June 13, 2019    notes

To this end, Newport reflects on three core practices now crowded out by our overuse of technology: solitude, conversation, and leisure. He follows Raymond Kethledge and Michael Erwin in defining solitude as the absence of “input from other minds,” noting that, for the first time in human history, it is possible to completely deprive ourselves of solitude. Through digital declutter, we are reacquainted with our own thoughts and feelings, an admittedly disquieting proposition for many of us. Newport, in fact, commends to us the exercise of writing letters to our future selves as a way of initiating that process.

But the best way to find solitude is, quite simply, by walking alone.
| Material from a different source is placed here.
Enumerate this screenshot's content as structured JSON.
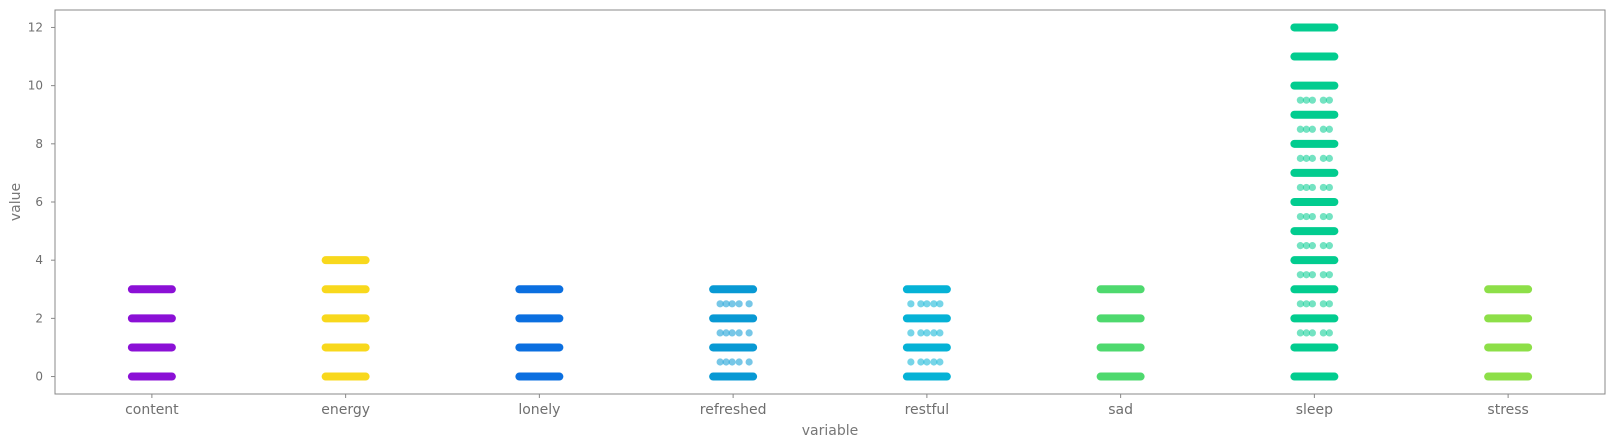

Newport pays tribute to Abraham Lincoln’s time at the Soldiers’ Home cottage in North DC as a reprieve from the busyness of the White House, as well as Friedrich Nietzsche’s long sojourns in the Italian Alps. These times of withdrawal provided both men the space and time necessary to make hard decisions and produce great works. As Newport puts it, we need solitude to flourish, for “humans are not wired to be constantly wired.” Likewise, Henry David Thoreau, one of Newport’s constant companions, would walk to town rather than using a horse and wagon, thus exemplifying technological minimalism. In fact, Thoreau calculated how the hours it took him to walk from Walden pond to Concord offset the amount of labor hours it would have taken him to afford the wagon. Tragically, we have surrendered this calculus, Newport argues, to the purveyors of the attention economy. We’ve traded our souls for a few small conveniences, and we need long periods of solitude to recenter the self that is now scattered across the digital landscape.
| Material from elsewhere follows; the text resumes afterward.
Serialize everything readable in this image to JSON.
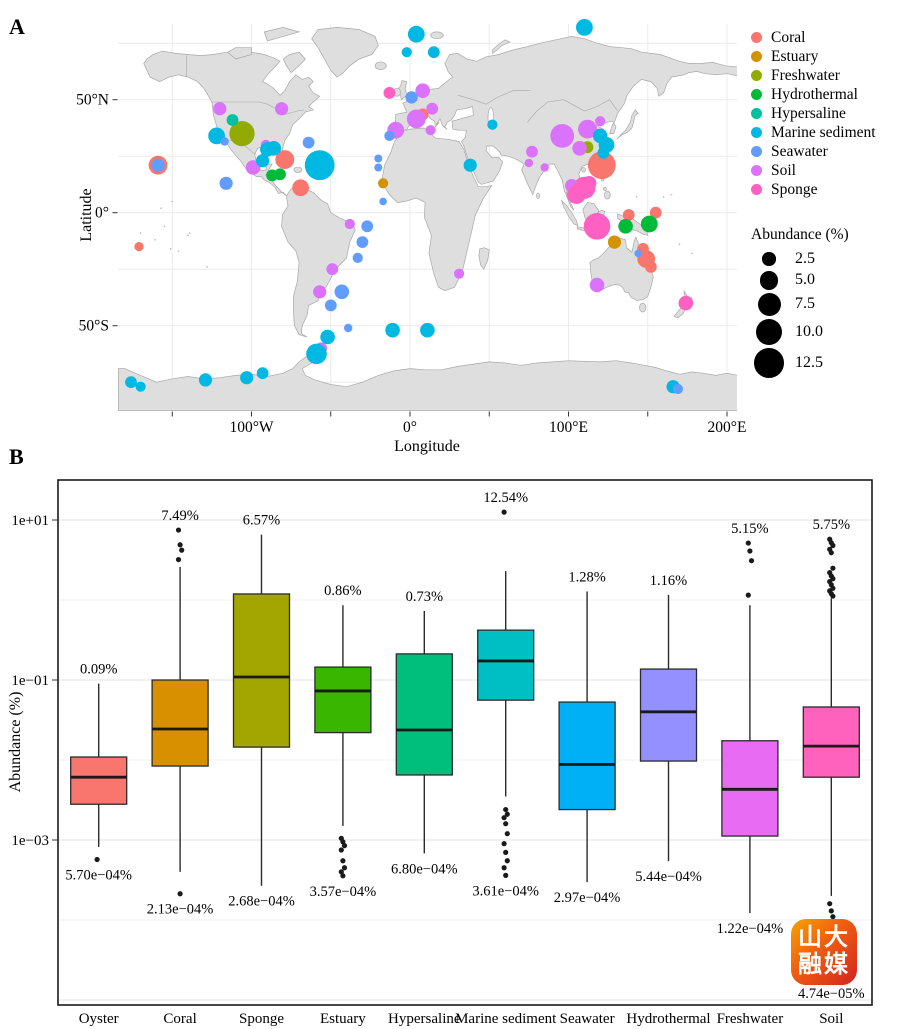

With respect to conversation, Newport distinguishes between high-bandwidth and low-bandwidth communication. He argues that conversation is a high-bandwidth form of communication that is far more suited to our evolutionary development as social beings than the salvos of data with which social media pummel us. How ironic, Newport notes, that our fixation with the “like” button prevents us from truly knowing what we like. By liking another, we fail to know others. Indeed, by depriving ourselves of face-to-face contact with others, we widen the sea of angst that no amount of “likes” can ever hope to bridge. This phenomenon is borne out by research into college-age students, who experienced a radical increase in anxiety-related disorders around 2011, the same year that smartphones became widely available to consumers and teenagers began owning their own phones.